## Monday, September 20, 2010

### How do you KNOW you know you know, you know?

One thing I think math teachers struggle with (and I am one of them) is "proofs." These can be student-generated ones on the level of basic geometry (use SAS to prove these two triangles are congruent) or teacher-driven ones (where does the Power Rule come from?).

As you saw in my recent post about the card game "Mao," I tried to get students to recognize patterns by looking at various problems. They needed a lot of coaching to get things going in the right direction, but once they got the hang of it, they recognized the patterns pretty well.

The problem then became--what's my motivation for proving the rule in a general case? I usually fall back on the concept of "Yeah, but how do you KNOW it works for all functions and all numbers? Maybe you just randomly chose the right ones by luck."

You can also see this when coming from the other side. I asked my students in calculus to show that the equation of the tangent line to a given line at any point turns out to be the original line itself. A lot of them just picked a couple numbers for slope and intercept and showed that it was the same for those, then "since I chose random numbers, this should work for all of them."

Clearly that's not how math proofs work, but how do we motivate it beyond a lot of "what if"s?

I suppose I could pull out some of the less intuitive formulas or give some examples of sequences where the simple patterns don't fit the values for large indexes, but those always seem somewhat contrived.

I think there's power in working with general formulas and showing that we can say definitively that such-and-such is true. On the other hand, the students seem very used to just believing the teacher when she says, "The formula for circumference is pi times the diameter." So, they just want to take my word for it.

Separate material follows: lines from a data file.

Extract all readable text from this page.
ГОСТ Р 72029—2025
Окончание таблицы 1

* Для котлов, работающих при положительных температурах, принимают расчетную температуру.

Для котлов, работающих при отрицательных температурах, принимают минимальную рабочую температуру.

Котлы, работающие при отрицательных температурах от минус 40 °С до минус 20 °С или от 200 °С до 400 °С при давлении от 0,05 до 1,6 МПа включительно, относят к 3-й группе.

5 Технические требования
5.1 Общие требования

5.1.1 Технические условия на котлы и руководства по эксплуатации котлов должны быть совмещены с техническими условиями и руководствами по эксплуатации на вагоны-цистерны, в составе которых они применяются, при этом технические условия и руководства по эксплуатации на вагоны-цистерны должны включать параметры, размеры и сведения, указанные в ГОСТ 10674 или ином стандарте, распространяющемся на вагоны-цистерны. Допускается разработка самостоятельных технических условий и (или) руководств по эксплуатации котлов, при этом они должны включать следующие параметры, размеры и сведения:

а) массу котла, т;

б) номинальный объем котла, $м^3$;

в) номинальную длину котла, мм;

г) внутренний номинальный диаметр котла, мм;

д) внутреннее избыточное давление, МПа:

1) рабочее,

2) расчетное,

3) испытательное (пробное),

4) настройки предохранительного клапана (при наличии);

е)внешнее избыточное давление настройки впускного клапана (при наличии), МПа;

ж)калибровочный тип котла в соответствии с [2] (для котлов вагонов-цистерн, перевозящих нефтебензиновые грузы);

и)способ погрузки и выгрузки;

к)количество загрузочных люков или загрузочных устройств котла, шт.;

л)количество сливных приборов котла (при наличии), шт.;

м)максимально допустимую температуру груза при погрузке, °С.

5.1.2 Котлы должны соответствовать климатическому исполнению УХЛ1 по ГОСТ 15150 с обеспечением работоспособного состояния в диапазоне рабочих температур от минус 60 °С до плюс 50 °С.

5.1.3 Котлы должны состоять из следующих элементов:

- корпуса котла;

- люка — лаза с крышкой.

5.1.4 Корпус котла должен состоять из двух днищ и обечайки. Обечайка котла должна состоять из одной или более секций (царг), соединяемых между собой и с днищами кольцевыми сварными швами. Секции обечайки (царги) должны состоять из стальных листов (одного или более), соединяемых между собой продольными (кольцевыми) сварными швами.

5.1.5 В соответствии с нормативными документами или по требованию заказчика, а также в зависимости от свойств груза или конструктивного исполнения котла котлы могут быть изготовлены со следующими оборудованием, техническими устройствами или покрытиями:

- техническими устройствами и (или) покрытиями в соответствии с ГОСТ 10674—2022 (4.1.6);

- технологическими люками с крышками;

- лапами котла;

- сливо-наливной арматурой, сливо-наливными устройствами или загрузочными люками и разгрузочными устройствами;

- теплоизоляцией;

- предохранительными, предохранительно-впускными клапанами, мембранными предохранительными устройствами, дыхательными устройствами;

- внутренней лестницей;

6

Any other ideas to motivate proofs?

#### 1 comment:

1. I try to get them withe the ol' "what, you're just going to take my word for it?" appeal to social norms of independent critical thinking. also, getting philosophical about what makes math so special yadda yadda epistemology-wise hooks the strongest students. finally, I model this attitude of awe and excitement, jump up and down over elegance (sincerely) and that goes a long way too. But ultimately you are asking how do we create the wish/need for deductive reasoning instead of other ways of convincing ourselves, and there really is no easy answer to that question. I'll ask out theory of knowledge teacher and get back to you though.